An Konservenfleisch, Brot, Butter, Kakao, Kaffee und Zucker wie auch an Petroleum stellten wir gleich zu Anfang der Überwinterung die Mengen zurück, die wir im nächsten Frühling auf unserer Schlittenfahrt nach Snow Hill nötig zu haben glaubten.
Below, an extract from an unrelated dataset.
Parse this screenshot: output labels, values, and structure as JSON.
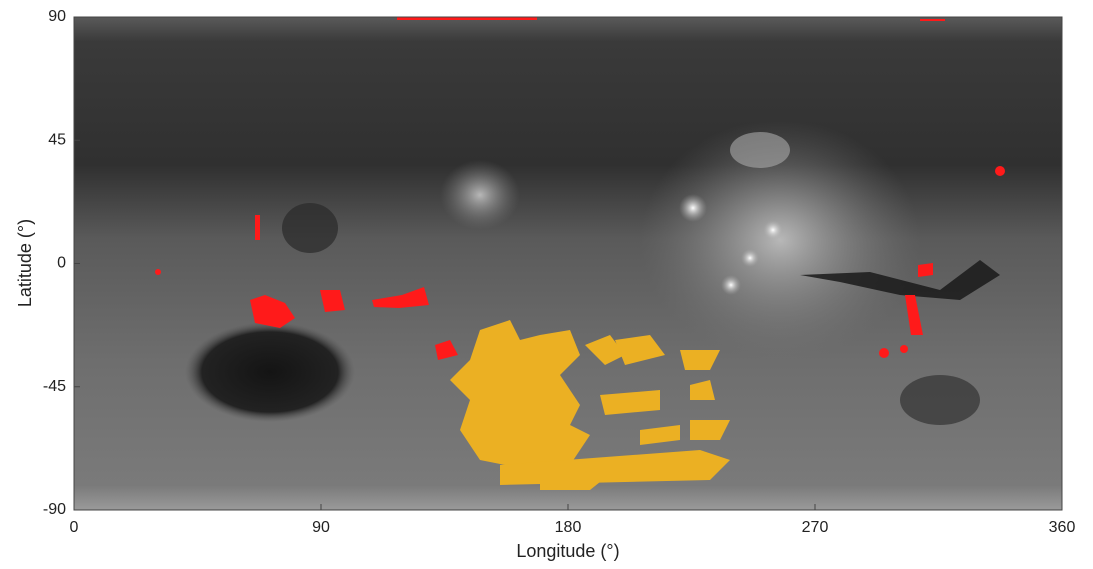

Der Überrest unseres Depotproviants war nicht grösser, als dass er, auf den ganzen Winter verteilt, gerade ausreichte, um eine kleine Abwechslung in die trübselige Einförmigkeit der Naturproviantierung zu bringen.
Unsere Speiseordnung während der Überwinterung in der Hoffnungsbucht war die folgende:
Montag.
Frühstück: Gebratenes Fleisch, Pinguin oder Seehund, Kaffee.
Mittagessen: Suppe von Pinguin- oder Seehundfleisch und gedörrte Gemüse, gebratenes Fleisch.
Abendbrot: Gebratenes Fleisch, Tee.
Dienstag.
Frühstück: Gebratenes Fleisch, Kaffee.
Mittagessen: Eingelegte Heringe, Suppe (siehe Montag), gebratenes Fleisch.
Abendbrot: Gebratenes Fleisch, Tee.
Mittwoch.
Frühstück: Gebratenes Fleisch, Kaffee.
Mittagessen: Suppe (siehe Montag), gebratenes Fleisch.
Abendbrot: Gebratenes Fleisch, Tee.
Donnerstag.
Frühstück: Gebratenes Fleisch, Kaffee.
Mittagessen: Suppe (siehe Montag), gebratenes Fleisch.
Abendbrot: Grütze, gebratenes Fleisch, Tee.
Freitag.
Frühstück: Gebratenes Fleisch, Kaffee.
Mittagessen: Eingelegte Heringe, Suppe (siehe Montag), gebratenes Fleisch.
Abendbrot: Gebratenes Fleisch, Tee.
Sonnabend.
Frühstück: Gebratenes Fleisch, Kaffee.
Mittagessen: Suppe (siehe Montag), gebratenes Fleisch.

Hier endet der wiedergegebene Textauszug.